The sense of desolation Tate felt knowing that Scarlett had just slipped outside of his reach came as a shock.
If he’d wanted her, he could have had her, but he’d made his choices, decided that risking falling in love was too great a chance to take, and taken the easy way out, pushed her away before he could develop feelings. He’d been ruthless in how he’d gone about it because he’d panicked at the strength of his feelings after just one night.
Coward.
There was no other way to describe his behavior.
Now, even if he changed his mind, he’d lost his chance with her.
Lost it as soon as he’d accused her of bringing Raul’s men to his front door.
The sting on his cheek from where her palm had connected ran deeper than surface level. Not in a physical sense, she hadn't inflicted any injury, no broken bone, not even any bruising, if there was even a red mark at all it would quickly fade. But the sting of knowing that he’d hurt her, pushed her too far away from him to ever get her back, that would leave a lasting mark.
What could have been now never would.
Taking a step away from him, Scarlett pulled her cell phone from a small pocket in the side of her leggings. He hadn't even realized she had it on her. When he thought about it, he recalled her having her cell in her hand when she crept out of her house, but so much had happened in the last twenty-four hours that it had slipped his mind. He’d been preoccupied with the idea of Scarlett taking a bullet for him to think of anything else.
Rookie mistake.
Scarlett hadn't been alone while in his house other than one short trip to the bathroom, she hadn't made a phone call, and while she could have sent a text with the phone on silent so he didn't hear the tapping of keys, there was another much more likely scenario.
The cell phone was bugged.
It would explain why Raul’s men knew when she was back home and then knew she was at his place. She was being tracked.

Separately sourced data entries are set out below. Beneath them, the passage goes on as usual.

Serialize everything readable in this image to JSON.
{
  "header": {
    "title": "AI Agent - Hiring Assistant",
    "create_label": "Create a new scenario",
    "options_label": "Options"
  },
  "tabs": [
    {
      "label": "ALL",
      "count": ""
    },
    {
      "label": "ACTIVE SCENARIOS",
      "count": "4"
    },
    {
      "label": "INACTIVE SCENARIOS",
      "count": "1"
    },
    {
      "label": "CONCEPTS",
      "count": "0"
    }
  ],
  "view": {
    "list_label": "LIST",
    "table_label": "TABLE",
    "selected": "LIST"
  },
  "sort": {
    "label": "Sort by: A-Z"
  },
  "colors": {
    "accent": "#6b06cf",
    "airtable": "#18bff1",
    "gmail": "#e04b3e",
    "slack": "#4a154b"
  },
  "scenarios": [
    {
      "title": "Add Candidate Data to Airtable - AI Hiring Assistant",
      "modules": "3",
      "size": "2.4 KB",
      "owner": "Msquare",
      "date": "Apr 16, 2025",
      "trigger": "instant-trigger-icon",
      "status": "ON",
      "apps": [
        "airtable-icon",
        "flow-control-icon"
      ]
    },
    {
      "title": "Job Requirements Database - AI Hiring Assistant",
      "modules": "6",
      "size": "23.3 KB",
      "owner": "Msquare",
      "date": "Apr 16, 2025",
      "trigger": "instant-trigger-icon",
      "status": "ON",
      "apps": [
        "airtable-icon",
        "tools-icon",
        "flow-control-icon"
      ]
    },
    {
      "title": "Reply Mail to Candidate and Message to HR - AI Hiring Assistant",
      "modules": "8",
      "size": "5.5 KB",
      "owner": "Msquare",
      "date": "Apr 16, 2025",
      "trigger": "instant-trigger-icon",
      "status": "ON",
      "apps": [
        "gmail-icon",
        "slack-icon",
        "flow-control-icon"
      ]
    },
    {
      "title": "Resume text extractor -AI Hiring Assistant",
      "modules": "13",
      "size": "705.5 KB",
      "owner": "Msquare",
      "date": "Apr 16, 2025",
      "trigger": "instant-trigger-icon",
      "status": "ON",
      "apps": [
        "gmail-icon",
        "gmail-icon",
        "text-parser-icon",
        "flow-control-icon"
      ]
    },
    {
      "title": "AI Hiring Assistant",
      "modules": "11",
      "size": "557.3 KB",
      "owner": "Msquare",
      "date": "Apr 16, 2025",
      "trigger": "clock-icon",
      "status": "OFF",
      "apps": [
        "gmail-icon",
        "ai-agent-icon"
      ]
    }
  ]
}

Since her cell phone had been left behind when she was kidnapped, he didn't think Raul’s men had a chance to put the tracker in her phone.
Which meant …
Maybe somebody at Prey was setting Scarlett up.
They might have access to her phone, and they’d know about the drug. Was it possible she really had been kidnapped and someone else had set up the email trail in case she was found so nobody would be looking at them?
Was it possible that someone was one of her teammates?
Who else would know enough about both Scarlett and the drug and have access to her cell phone?
She wasn’t supposed to be found. She was supposed to have died in Raul’s remote jungle home, never to be seen or heard from again. That would leave the true traitor in the clear and make sure suspicion never landed on them.
“No,” he said, knocking the phone from Scarlett’s hand when she tried to make a call. If the phone was compromised, he had to destroy it. Then he was going to have to keep Scarlett someplace safe, away from Prey, while he figured this out. He needed input from someone who wasn’t messed up when it came to this woman. Someone who could think clearly and logically when she was around because those were things he absolutely couldn’t do. If that didn't tell him everything he needed to know about his feelings for her then nothing else ever would.
“What are you doing?” Scarlett growled, giving him the most adorable little death glare he’d ever seen.
Fighting a smile—he didn't think Scarlett would appreciate him thinking she was cute when she was clearly furious with him—he lifted a foot and slammed it down onto the phone which had landed at their feet.
“Are you crazy? Do you think I was going to call Raul right in front of you? Newsflash, Tate, I don’t have his number because we’re not buddies,” Scarlett snapped.
“I think your phone is bugged,” he explained.
That took a little of the wind out of her sails. “Oh. I mean, I never thought of that, but it makes sense. Why did you think of it?” she asked, suspicion raging in her huge doe eyes. “After all, you already have a convenient target standing right in front of you. I'm the epicenter of all that is evil, aren't I?” she taunted.
Was he ready to set aside all hints that she was guilty, even if it was because she had been coerced, and fully embrace the notion that she had been innocent all along?
Was he ready to set aside the evidence against Scarlett and look at it from a different perspective?
Was he ready to allow his gut to lead him rather than constantly trying to override it with what he thought was sensible logic but was really just his guilt over getting his father thrown in jail?
Was he ready to trust the woman whom he suspected if he let her have the power to wriggle beneath his defenses and lodge herself in his heart, a place he wanted to protect from love at all costs?